There are no good-byes for my dog who has died, and we don't now and never did lie to each other.
So now he's gone and I buried him, and that's all there is to it.
Pablo Neruda
|
|
|
Post by bixaorellana on Aug 5, 2010 23:41:58 GMT
Cigalechanta, I'm going to admit right here that I quickly scrolled past that poem. I know it and love it, but as soon as I read the first couple of lines and realized what it was, I decided to spare myself the tears and nose-blowing this time.
|
|
|
Post by patricklondon on Aug 7, 2010 19:32:20 GMT
In Britain the Royal Mail has announced it is no longer going to include county names in postal addresses, but just use the more prosaic, but precise, postcode on its own. Among the comments in my paper today is this from our Poet Laureate (Carol Ann Duffy, who am I increasingly thinking is a thoroughly good thing):
The counties
But I want to write to an Essex girl,
greeting her warmly.
But I want to write to a Shropshire lad,
brave boy, home from the army,
and I want to write to the Lincolnshire Poacher
to hear of his hare
and to an aunt in Bedfordshire
who makes a wooden hill of her stair.
But I want to post a rose to a Lancashire lass,
red, I'll pick it,
and I want to write to a Middlesex mate
for tickets for cricket.
But I want to write to the Ayrshire cheesemaker
and his good cow
and it is my duty to write to the Queen at Berkshire
in praise of Slough.
But I want to write to the National Poet of Wales at Ceredigion
in celebration
and I want to write to the Dorset Giant
in admiration
and I want to write to a widow in Rutland
in commiseration
and to the Inland Revenue in Yorkshire
in desperation.
But I want to write to my uncle in Clackmannanshire
in his kilt
and to my scrumptious cousin in Somerset
with her cidery lilt.
But I want to write to two ladies in Denbighshire,
near Llangollen
and I want to write to a laddie in Lanarkshire,
Dear Lachlan …
But I want to write to the Cheshire Cat,
returning its smile.
But I want to write the names of the Counties down
for my own child
and may they never be lost to her …
all the birds of Oxfordshire and Gloucestershire...

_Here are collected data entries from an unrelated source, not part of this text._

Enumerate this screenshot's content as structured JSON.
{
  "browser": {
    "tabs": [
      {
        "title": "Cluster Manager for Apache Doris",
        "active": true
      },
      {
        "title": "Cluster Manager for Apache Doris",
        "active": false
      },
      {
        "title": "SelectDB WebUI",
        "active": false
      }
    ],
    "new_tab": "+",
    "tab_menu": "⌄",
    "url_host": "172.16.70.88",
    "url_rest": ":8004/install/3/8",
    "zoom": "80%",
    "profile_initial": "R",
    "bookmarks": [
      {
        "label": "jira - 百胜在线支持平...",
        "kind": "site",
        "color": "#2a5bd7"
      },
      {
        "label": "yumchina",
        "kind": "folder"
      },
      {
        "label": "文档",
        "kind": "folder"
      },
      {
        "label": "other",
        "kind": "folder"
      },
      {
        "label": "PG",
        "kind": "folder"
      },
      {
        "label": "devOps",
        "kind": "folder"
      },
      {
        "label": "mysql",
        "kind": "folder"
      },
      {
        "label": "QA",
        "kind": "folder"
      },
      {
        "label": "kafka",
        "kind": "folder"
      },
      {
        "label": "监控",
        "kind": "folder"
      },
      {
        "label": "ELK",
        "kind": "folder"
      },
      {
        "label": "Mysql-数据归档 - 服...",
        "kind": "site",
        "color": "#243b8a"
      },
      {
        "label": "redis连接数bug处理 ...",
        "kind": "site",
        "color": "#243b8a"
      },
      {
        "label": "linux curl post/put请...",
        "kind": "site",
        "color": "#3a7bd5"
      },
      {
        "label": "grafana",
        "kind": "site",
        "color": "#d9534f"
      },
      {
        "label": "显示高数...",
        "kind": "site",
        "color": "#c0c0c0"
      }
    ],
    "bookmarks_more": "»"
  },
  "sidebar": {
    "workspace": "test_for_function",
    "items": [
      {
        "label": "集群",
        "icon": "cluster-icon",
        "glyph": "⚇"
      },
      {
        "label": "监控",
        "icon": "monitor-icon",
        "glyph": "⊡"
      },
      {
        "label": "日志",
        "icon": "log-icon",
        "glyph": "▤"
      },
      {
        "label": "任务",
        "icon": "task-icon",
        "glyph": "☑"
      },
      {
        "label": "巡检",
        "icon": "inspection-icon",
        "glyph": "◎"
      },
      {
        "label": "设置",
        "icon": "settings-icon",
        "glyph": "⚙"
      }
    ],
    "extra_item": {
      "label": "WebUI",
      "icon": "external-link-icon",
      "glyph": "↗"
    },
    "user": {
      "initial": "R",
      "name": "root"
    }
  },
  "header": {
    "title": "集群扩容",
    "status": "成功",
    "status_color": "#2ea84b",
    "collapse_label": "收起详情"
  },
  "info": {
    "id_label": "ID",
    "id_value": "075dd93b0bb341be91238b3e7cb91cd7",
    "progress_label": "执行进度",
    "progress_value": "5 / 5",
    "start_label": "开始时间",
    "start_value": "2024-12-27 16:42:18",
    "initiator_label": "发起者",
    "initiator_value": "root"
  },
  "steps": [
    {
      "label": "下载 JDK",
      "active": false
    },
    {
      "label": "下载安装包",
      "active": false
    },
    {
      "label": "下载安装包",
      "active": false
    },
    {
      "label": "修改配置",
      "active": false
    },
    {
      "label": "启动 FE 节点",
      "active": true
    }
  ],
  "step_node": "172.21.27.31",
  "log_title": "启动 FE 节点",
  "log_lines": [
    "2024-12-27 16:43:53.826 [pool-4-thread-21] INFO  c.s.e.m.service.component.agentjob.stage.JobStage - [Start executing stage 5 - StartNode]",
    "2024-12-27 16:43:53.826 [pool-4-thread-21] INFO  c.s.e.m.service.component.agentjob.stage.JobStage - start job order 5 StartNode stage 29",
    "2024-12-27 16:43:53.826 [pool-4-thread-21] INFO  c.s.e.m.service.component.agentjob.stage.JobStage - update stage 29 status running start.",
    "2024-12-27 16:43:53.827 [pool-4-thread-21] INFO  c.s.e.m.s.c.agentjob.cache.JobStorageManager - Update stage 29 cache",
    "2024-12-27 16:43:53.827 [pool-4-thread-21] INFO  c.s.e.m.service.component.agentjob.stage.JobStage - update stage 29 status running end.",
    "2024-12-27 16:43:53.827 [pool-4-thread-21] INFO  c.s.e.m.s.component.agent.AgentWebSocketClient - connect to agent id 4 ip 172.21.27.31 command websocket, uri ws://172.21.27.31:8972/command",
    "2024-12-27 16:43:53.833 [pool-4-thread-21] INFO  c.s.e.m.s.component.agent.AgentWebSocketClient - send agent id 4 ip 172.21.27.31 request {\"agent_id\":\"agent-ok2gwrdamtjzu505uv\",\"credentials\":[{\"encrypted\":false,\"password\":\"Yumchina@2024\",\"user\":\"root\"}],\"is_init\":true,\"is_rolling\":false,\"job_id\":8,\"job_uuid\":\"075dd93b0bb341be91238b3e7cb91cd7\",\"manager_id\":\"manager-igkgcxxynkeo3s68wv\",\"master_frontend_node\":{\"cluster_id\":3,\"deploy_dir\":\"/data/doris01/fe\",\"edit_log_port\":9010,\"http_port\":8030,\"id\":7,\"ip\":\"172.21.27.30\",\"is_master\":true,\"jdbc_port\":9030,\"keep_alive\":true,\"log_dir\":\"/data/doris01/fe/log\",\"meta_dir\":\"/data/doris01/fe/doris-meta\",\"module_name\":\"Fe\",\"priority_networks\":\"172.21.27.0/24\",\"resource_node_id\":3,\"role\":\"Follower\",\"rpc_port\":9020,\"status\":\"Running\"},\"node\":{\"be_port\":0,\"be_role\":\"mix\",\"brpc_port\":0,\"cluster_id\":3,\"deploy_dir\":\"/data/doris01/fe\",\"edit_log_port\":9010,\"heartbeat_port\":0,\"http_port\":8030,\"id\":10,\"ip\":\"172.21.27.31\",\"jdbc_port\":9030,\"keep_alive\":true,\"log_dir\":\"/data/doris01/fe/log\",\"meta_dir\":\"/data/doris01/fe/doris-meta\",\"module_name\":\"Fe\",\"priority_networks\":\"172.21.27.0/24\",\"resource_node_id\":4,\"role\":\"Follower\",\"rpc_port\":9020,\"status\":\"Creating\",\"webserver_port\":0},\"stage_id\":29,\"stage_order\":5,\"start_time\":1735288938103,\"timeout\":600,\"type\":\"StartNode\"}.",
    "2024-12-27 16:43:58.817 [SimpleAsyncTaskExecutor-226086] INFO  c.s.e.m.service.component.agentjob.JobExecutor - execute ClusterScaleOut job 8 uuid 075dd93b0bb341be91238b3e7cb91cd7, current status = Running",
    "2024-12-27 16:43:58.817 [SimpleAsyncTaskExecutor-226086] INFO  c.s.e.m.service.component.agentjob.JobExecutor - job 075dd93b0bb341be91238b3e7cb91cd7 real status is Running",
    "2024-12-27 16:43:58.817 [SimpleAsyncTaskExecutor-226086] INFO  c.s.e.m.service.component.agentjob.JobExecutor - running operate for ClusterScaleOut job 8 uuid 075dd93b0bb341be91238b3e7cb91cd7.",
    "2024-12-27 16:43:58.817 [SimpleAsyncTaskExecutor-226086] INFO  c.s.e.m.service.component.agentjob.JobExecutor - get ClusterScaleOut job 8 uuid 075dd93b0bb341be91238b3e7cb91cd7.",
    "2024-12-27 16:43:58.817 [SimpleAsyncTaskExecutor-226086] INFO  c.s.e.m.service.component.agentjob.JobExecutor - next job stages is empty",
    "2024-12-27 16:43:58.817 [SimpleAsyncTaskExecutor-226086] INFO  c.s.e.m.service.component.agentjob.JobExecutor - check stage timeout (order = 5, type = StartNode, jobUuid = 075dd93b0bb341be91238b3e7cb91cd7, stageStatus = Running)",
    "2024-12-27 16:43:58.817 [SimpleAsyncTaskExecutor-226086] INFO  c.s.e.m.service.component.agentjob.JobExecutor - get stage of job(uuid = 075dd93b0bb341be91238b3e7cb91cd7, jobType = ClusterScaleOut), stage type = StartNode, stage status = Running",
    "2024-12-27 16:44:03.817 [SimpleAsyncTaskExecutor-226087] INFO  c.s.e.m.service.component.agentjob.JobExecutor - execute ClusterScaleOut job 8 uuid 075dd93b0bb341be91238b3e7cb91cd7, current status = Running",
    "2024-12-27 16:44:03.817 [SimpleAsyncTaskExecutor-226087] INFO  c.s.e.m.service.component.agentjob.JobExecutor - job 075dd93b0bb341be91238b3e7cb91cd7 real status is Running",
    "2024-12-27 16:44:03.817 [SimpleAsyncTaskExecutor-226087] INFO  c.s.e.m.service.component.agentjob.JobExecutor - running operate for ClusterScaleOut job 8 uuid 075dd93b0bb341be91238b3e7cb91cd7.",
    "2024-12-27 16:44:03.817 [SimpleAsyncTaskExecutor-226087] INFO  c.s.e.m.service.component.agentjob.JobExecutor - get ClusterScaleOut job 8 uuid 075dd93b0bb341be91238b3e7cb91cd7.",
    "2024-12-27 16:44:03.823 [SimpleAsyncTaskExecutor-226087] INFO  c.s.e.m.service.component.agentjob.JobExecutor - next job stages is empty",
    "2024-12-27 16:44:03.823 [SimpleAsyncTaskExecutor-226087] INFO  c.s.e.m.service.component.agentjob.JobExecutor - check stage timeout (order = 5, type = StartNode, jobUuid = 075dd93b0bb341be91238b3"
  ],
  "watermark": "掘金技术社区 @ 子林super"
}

[PS: there are no prizes, but a great sense of self-satisfaction, if you can identify the poetic references!]
|
|
|
Post by bixaorellana on Aug 7, 2010 19:58:23 GMT
A literary love-poem to her country from the Poet Laureate -- how perfect!
(I didn't get anywhere near all the references, but now finally know how to say Slough!)
|
|
|
Post by tillystar on Aug 8, 2010 7:45:08 GMT
Oh I love that poem!
|
|
|
Post by patricklondon on Aug 11, 2010 20:50:41 GMT
I was noticing only last night how the daylight hours are growing noticeably shorter again, and in the tube this morning I saw this, by the National Poet of Wales, Gillian Clarke:
Ode to Joy (it fits Beethoven's melody, by the way):
Exultation! Salutation to the long midsummer days, to the light lost by the minute, sing, and sing the dark away.
In the park the lovers listen, blackbird's last song of the day. Bats are scribbling verse on twilight. Owls are calling, Kyrie.
Soon, a gathering of swallows, like a stanza on a wire, voices rising in crescendo. in hall and stadium and choir.
In the theatre of summer, stars ascending in their arc, company and conversation. Sing, and sing away the dark!
|
|
|
Post by bixaorellana on Aug 11, 2010 23:50:45 GMT
Wonderful, exalting-to-the-spirit poem! I started it w/Beethoven, then wisely dropped that in order to enjoy it more. I can't pick out favorite lines because I love it all.
|
|
|
Post by lola on Aug 12, 2010 23:15:58 GMT
Really nice last two poems, Patrick. Thanks. I was only able to overcome the Beethoven by reading it out loud. Worth it. The bats scribbling might be my favorite image.
I got maybe a handful of the lit references, but I love the names of the counties.
PS really like the Samba Drummer, too.